The overarching topic in this text involves working with tabular data (i.e. data arranged in rows and columns). The main reason to focus on tables is because tabular data is the most ubiquitous format in which data is handled for most types of analysis.

Hey, what if my data is not in tabular format?

While it is true that not all data sets are stored or organized in tables, in most data analysis projects—sooner or later—you will be handling data in some sort of rectangular structure. Because of this, I firmly believe that the best way to get you started learning about data analysis with R is by getting your hands dirty manipulating tables.

Obviously there are limitations. Not everything that is done in data analysis can be done with tables. But having a solid foundation around data arranged in this format will pay off down your data analysis road.

Installing Tidyverse

Since this text focuses on Tidyverse tools, you will need to install the associated ecosystem of Tidyverse packages. This is very easy to do.

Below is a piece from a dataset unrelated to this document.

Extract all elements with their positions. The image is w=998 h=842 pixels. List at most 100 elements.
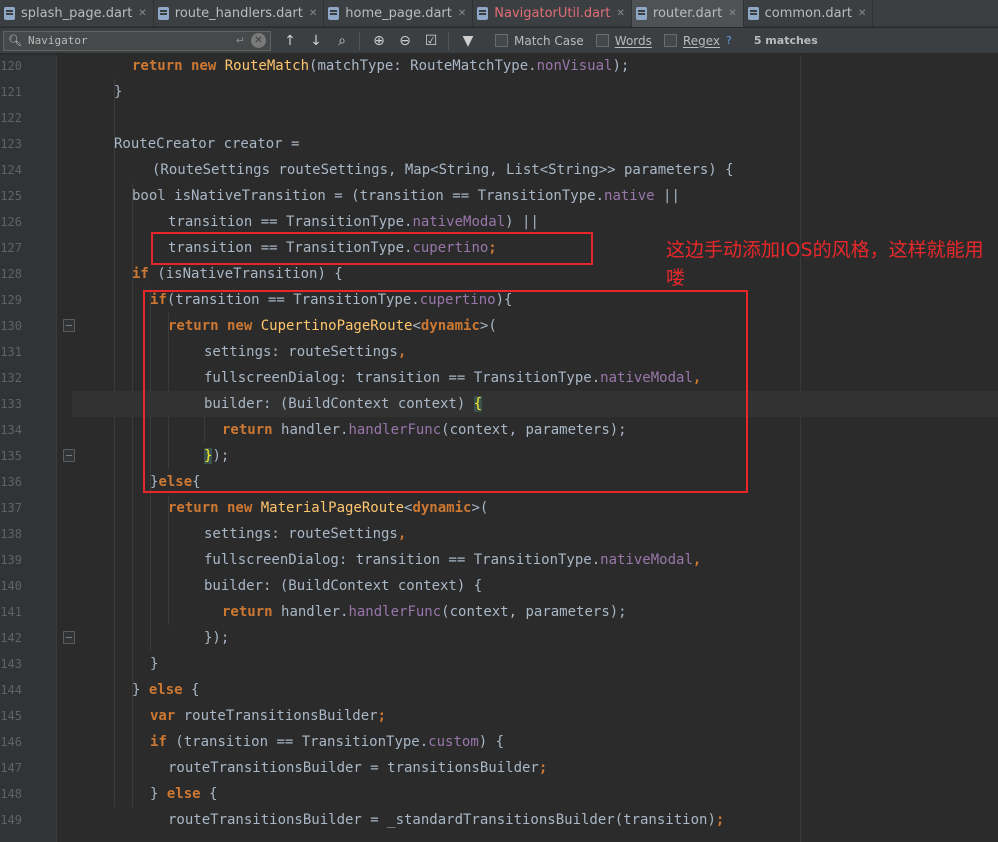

Recall that there are a couple of different ways to install R packages. One common option is to invoke the install.packages() function in R’s console, specifying the name(s) of the package(s), within quotations, and separated by commas, to be installed. Like this:

# run the command below in the console
# (don't include this command in any Rmd or qmd file)
# don't worry too much if you get a warning message
install.packages("tidyverse")

Another option to install a package in RStudio is to do it by using the Packages tab located in the pane that contains other tabs such as Files, Plots, Help, etc. In the Packages tab you can find the “Install” button, click it, and follow the steps to install "tidyverse".

Remember that you only need to install a package once! After a package has been installed in your machine, there is no need to call install.packages() again on the same package. What you should always invoke, in order to use the functions in a package, is the library() function:

# you should include this command in your source file(s)
library(tidyverse)

About loading packages: Another rule to keep in mind is to always load any required packages at the very top of your script files (e.g. .R or .Rmd or .qmd or .Rnw files). Avoid calling the library() function in the middle of a script. Instead, load all the packages before anything else.

A bit about Tidyverse

Tidyverse is not a single package. Instead, it is a collection of packages. This means that when you install "tidyverse", you are actually installing the following packages

  • "ggplot2": for creating plots and graphics

  • "dplyr": for manipulating tables

  • "tidyr": to tidying-up your data

  • "readr": for importing rectangular data

  • "tibble": provides “improved” R data frames

  • "stringr": for string manipulation

  • "forcats": for working with R factors

  • "purrr": for functional programming in R

To learn more about other tidyverse details, visit:

https://tidyverse.tidyverse.org/

Note

We won’t cover all the functionality provided by Tidyverse. Instead, we will focus on "dplyr" and "ggplot2".